EX-5.1 2 exhibit51opinionofcounselfin.htm EXHIBIT 5.1 ex

Exhibit 5.1


Haddan & Zepfel LLP

610 Newport Center Drive, Suite 330

Newport Beach, CA 92660

(949) 706-6000


January 24, 2018


Vado Corp.

Dlhá 816/9

Nitra, Slovakia 94901

Dear Sirs:

We have acted as counsel to you (the “Company”), in connection with the filing of a Registration Statement on Form S-1 (as it may be amended, the “Registration Statement”), under the Securities Act of 1933, as amended (the “Act”), covering  6,000,000 shares (the “Shares”) of the Company’s common stock, par value $0.001 per share (the “Common Stock”).

We have examined the originals, or certified, conformed or reproduction copies, of all such records, agreements, instruments and documents as we have deemed relevant or necessary as the basis for the opinion hereinafter expressed. In all such examinations, we have assumed the genuineness of all signatures on originals or certified copies and the conformity to original or certified copies of all copies submitted to us as conformed or reproduction copies. As to various questions of fact relevant to such opinion, we have relied upon, and assumed the accuracy of, certificates and oral or written statements and other information of or from public officials, officers or representatives of the Company, and others.

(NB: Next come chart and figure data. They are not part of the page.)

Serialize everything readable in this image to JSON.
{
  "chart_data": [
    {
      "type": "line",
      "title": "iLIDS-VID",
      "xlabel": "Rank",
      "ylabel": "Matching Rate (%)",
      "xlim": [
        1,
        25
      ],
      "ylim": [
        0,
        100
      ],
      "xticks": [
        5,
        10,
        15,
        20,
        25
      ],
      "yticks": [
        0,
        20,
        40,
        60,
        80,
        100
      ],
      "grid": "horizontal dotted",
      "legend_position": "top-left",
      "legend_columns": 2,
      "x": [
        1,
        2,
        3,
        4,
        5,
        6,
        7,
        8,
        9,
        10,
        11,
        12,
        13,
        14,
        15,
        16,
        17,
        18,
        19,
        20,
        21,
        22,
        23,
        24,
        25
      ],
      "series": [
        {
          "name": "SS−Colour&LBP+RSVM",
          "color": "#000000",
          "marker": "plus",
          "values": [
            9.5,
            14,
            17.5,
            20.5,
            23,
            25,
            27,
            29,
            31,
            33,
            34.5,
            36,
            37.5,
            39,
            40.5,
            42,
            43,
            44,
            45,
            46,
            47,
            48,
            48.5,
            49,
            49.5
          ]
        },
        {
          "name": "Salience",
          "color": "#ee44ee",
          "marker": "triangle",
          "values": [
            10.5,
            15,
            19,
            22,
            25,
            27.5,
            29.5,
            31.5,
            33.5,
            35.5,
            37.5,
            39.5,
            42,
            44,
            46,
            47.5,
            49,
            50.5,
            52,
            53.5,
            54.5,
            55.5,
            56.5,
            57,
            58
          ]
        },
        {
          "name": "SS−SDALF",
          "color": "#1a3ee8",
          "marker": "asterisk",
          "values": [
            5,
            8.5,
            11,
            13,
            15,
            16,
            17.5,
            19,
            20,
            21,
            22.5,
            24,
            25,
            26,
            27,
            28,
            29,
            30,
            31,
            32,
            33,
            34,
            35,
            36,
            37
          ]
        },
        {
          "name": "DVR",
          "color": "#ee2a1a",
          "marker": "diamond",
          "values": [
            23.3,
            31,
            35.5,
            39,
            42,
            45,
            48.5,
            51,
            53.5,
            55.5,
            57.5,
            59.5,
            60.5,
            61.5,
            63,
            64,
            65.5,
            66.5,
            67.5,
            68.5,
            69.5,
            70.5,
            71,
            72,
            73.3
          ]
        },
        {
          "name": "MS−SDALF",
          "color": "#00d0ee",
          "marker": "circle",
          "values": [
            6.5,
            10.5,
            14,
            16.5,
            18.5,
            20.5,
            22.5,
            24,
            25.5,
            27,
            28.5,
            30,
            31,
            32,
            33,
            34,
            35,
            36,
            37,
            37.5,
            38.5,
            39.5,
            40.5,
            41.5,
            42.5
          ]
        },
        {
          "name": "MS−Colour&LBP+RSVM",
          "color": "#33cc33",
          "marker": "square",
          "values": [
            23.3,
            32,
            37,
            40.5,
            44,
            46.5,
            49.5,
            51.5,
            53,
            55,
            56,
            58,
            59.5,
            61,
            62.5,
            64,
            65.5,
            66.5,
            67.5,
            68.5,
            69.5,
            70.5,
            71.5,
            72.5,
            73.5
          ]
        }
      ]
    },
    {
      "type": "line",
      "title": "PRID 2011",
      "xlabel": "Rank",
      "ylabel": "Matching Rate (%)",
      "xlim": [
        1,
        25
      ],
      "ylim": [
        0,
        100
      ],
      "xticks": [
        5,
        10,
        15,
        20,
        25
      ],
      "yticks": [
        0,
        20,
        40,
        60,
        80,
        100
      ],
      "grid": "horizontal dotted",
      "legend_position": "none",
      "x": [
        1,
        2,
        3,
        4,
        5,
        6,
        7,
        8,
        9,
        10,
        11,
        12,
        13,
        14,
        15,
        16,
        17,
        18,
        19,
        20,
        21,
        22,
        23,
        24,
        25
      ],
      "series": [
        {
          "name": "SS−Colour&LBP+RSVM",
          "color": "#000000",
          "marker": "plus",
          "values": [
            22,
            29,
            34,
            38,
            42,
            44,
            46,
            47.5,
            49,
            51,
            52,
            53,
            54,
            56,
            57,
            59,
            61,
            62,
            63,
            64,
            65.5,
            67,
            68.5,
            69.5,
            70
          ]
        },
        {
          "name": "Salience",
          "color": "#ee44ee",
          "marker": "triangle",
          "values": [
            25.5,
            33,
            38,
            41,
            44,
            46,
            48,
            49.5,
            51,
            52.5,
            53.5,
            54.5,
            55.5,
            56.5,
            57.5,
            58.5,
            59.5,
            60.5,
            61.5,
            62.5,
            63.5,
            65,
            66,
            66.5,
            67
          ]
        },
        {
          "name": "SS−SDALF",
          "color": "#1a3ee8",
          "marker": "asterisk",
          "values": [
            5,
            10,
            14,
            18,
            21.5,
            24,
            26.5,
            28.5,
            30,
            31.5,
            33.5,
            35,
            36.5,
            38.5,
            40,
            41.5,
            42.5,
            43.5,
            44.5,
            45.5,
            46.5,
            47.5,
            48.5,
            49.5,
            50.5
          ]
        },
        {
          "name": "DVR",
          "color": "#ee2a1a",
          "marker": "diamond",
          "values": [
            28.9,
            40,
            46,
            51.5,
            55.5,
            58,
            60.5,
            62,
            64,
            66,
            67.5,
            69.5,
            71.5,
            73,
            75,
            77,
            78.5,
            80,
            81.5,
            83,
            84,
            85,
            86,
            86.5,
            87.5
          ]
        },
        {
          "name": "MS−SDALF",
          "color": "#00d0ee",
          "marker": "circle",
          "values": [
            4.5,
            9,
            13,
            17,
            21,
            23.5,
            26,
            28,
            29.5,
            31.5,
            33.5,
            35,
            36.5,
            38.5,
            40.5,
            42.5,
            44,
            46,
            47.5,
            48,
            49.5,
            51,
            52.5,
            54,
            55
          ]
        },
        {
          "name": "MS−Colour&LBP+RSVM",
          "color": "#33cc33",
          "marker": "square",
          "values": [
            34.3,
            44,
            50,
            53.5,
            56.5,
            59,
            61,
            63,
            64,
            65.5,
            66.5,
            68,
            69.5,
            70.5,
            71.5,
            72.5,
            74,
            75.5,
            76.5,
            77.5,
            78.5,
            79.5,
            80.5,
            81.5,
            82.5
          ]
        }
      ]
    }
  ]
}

Based on the foregoing, and the laws of the State of Nevada, we are of the opinion that the Shares have been duly authorized and, upon issuance and delivery against payment therefor in accordance with the terms of the Registration Statement, the Shares will be validly issued, fully paid and non-assessable.

We hereby consent to the filing of this opinion as an exhibit to the Registration Statement. In giving this consent, we do not hereby admit that we are in the category of persons whose consent is required under Section 7 of the Act.